21. A flexible film sheet product comprising (a) a first layer consisting of a first # polyolefin or first polyester; 5 (b) a second layer comprising a second polyolefin, which may be the same or different from the first polyolefin, a second polyester, which may be the same or different from the first polyester, or a sheet of metal; 10 (c) an adhesive layer joining the first layer on the second layer, said adhesive layer is derived from the adhesive formulation or lamination coating of claim 1.
22. A flexible film sheet product in accordance with claim 21 wherein the first layer and the second layer each have a thickness of about 10 microns to about 100 microns.
23. A fold-up food bag made from the product in flexible film sheets according to claim 21.

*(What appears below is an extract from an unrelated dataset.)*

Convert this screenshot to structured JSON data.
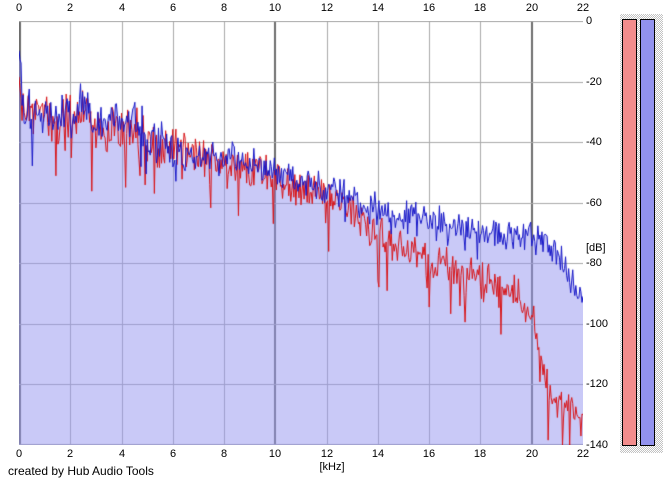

24. An adhesive or coating formulation for sheet products that is essentially free of solvent, water and functionalized compounds. with Isocyanate, and consisting of a product obtained by mixing and reacting: (a) at least one liquid epoxy resin selected from the group consisting of diglycidyl ethers of bisphenol A, bisphenol F or liquid resorcinol, glycidyl ethers of aliphatic polyols containing from 2 to 8 hydroxyl groups, and mixtures thereof; Y (b) at least one curing agent having at least two active hydrogens contained in a functional group selected from the group consisting of primary amino groups, secondary amino groups, carboxyl groups, and combinations thereof, said agent Cured is selected within the group that _ consists of: (i) alkanolamines; (ii) reaction products of alkanolamines and glycidyl esters of carboxylic acids; (iii) amine terminated polyoxyalkylenes; (iv) aromatic diamines; (v) aromatic polyamines; (vi) aliphatic diamines; . { vii) aliphatic polyamines; (viii) aliphatic polyester resins (ix) terminated in carboxyl; (ix) polyamidoamines; (x) polyamides; (xi) reaction products of aliphatic polyamines and monofunctional epoxy compounds; (xii) reaction products of alkanolamines, and aliphatic polyester resins terminated in carboxyl; and • 10 (xiii) mixtures thereof; said epoxy resin and said curing agent have been selected in such a way that the viscosity of said product is maintained for at least 20 minutes after said mixing within the range of 15 1,000 to 10,000 cps at a temperature of 40 ° C and to provide a flexible adhesive or coating when fully reacted. • 25. A flexible film sheet product comprising (a) a first layer comprising a first polyolefin or a first polyester; (b) a second layer comprising a second polyolefin, which may be the same or different from the first polyolefin, a second polyester, which may be the same or different from the first polyester, or a sheet of metal; (c) an adhesive layer joining the first layer on the second layer, said adhesive layer being derived from the adhesive formulation or lamination coating of claim 24. A foldable food bag made from the sheet product of flexible film of claim 25.